Resultados são reflexo da crise e da ambição do seu comando por entrar no clube das companhias aéreas globais

Se os irmãos Wright estivessem vivos, o mais velho Wilbur teria que despedir o mais novo Orville para reduzir custos”, afirmou Herb Kelleher, CEO da Southwest Airlines, em 1994.

A lista de frases similares em torno da indústria da aviação comercial é tão extensa quanto as dezenas de companhias que foram extintas a cada ciclo econômico. Até mesmo Warren Buffett tem a sua, e é contundente. “O pior tipo de negócio é aquele que cresce rapidamente, requer um valor significativo de capital para aumentar a capacidade produtiva e retorna pouco ou quase nada. É o caso de uma companhia aérea”, disse ele.

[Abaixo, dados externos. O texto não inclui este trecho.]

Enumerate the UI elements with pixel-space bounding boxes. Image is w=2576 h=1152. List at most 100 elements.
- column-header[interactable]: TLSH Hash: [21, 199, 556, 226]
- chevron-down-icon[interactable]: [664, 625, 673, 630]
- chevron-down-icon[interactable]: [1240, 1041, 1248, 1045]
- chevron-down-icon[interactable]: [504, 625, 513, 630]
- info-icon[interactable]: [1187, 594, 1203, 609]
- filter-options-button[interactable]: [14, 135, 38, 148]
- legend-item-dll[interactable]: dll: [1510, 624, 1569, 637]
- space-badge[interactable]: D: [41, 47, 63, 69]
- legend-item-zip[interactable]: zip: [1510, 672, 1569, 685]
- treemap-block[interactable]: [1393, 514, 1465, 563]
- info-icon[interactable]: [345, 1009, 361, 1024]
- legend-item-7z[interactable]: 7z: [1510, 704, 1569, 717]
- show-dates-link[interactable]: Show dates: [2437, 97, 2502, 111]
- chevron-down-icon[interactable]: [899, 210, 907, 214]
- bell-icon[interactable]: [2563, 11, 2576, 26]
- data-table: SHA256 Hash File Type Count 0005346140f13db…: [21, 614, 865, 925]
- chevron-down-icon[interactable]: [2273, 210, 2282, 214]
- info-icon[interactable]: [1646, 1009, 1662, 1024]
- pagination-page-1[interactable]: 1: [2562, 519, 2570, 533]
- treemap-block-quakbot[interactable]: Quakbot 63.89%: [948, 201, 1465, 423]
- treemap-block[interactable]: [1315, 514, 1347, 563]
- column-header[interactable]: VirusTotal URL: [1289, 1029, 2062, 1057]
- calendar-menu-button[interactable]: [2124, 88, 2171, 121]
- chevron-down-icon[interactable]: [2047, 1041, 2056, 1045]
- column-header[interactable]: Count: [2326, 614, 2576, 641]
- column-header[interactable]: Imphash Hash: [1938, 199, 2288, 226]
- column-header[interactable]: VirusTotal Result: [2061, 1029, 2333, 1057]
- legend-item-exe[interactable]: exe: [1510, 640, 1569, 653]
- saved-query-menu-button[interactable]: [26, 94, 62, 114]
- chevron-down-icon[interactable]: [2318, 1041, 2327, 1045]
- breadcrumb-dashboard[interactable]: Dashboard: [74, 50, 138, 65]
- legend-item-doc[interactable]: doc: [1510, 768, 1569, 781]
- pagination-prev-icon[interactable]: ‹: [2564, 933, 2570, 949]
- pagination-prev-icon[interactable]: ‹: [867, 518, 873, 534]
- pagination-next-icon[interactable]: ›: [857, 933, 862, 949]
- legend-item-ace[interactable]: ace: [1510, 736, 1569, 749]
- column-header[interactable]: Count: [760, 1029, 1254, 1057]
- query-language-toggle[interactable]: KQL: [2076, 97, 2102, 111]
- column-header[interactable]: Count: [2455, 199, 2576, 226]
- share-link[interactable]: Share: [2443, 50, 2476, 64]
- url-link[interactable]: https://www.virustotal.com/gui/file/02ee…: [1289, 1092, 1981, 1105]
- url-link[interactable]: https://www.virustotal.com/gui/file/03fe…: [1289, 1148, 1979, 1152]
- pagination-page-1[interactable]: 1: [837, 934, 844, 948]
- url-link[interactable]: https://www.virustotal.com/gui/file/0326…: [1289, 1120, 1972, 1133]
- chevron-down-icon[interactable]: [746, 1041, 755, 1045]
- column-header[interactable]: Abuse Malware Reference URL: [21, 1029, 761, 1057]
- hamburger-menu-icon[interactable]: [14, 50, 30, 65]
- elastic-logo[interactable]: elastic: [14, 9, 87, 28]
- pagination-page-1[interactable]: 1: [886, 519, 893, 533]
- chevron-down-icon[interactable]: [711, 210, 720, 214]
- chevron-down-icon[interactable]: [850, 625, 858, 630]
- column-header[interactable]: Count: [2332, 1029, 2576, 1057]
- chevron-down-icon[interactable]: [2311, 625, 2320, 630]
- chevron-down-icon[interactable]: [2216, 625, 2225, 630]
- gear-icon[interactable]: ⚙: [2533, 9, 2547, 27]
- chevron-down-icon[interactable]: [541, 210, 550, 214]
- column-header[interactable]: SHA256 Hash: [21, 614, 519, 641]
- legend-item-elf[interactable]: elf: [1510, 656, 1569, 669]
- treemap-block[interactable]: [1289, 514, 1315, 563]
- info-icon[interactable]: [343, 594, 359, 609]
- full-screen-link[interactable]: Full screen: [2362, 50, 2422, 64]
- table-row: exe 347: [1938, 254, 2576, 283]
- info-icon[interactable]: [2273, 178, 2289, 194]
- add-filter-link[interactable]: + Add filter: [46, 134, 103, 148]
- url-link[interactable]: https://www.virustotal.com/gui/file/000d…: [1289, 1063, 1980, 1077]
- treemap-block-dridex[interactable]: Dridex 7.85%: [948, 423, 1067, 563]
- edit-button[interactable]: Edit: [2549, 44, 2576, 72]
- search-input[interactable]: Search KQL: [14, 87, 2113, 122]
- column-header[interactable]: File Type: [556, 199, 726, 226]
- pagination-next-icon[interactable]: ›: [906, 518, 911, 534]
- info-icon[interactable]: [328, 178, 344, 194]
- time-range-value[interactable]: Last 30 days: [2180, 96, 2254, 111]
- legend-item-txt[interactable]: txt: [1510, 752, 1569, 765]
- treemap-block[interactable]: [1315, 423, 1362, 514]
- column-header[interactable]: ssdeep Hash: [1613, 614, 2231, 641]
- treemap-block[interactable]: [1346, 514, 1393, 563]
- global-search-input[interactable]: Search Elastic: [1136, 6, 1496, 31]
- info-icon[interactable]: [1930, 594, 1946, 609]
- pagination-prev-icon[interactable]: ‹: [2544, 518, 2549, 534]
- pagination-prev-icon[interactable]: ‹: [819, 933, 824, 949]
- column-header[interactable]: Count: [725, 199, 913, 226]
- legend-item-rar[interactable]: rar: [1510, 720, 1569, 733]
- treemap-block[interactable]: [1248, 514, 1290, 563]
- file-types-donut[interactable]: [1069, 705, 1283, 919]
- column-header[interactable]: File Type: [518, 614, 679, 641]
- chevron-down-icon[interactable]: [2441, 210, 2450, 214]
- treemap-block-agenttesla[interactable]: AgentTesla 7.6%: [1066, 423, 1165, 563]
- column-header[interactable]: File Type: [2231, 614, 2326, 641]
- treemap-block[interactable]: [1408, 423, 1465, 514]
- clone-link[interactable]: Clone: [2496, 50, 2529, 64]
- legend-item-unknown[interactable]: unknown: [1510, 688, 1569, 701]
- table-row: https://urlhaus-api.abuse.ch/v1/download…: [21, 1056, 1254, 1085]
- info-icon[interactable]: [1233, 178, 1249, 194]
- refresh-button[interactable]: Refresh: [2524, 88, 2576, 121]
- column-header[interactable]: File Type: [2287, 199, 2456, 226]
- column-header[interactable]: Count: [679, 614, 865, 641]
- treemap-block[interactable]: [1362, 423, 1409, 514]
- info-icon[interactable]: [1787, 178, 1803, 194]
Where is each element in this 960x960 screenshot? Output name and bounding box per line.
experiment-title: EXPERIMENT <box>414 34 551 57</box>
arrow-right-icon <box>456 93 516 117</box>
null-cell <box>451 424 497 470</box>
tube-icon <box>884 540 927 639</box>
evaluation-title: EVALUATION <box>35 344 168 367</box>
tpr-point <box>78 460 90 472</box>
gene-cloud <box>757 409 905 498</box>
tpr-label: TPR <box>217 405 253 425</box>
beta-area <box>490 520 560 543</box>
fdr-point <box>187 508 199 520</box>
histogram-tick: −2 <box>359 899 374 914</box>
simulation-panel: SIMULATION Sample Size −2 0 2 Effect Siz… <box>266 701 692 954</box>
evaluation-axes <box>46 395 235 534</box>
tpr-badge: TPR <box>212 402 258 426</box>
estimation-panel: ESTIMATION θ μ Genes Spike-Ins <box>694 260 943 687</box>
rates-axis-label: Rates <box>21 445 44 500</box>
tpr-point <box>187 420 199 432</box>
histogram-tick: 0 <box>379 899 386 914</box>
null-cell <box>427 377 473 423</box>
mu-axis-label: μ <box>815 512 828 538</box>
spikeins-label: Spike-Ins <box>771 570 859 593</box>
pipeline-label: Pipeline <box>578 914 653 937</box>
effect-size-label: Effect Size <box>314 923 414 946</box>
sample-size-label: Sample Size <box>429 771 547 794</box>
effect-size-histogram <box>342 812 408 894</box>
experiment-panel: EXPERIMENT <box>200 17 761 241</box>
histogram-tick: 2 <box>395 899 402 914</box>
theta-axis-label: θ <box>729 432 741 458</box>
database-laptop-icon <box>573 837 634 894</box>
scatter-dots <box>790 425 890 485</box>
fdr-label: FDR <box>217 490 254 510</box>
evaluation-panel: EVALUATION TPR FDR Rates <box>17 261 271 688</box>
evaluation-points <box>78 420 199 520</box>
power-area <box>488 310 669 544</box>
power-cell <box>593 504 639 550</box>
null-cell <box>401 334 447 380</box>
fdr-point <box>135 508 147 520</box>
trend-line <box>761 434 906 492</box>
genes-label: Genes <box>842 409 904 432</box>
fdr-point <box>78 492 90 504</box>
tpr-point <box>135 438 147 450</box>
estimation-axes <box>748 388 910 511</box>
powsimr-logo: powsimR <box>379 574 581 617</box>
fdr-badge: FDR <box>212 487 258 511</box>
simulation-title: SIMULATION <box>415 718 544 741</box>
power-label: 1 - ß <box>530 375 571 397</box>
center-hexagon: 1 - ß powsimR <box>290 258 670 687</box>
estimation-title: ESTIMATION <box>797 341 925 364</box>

Os Cueto, controladores da nova gigante latino-americana da aviação comercial Latam, estão descobrindo isso. Após cinco anos da tomada de controle da brasileira TAM, o grupo de empresários chilenos não consegue dar à nova companhia o mesmo brilho do logotipo original. Pelo contrário, no segundo trimestre do ano, a empresa mostrou uma queda de 22% nas suas receitas e teve prejuízo de US$ 50 milhões. Somado a isso, viveu um 2014 para ser esquecido, no qual os resultados negativos passaram dos US$ 100 milhões. O preço das ações também caiu da média de US$ 30 no final de 2010 para apenas US$ 5 em agosto de 2015.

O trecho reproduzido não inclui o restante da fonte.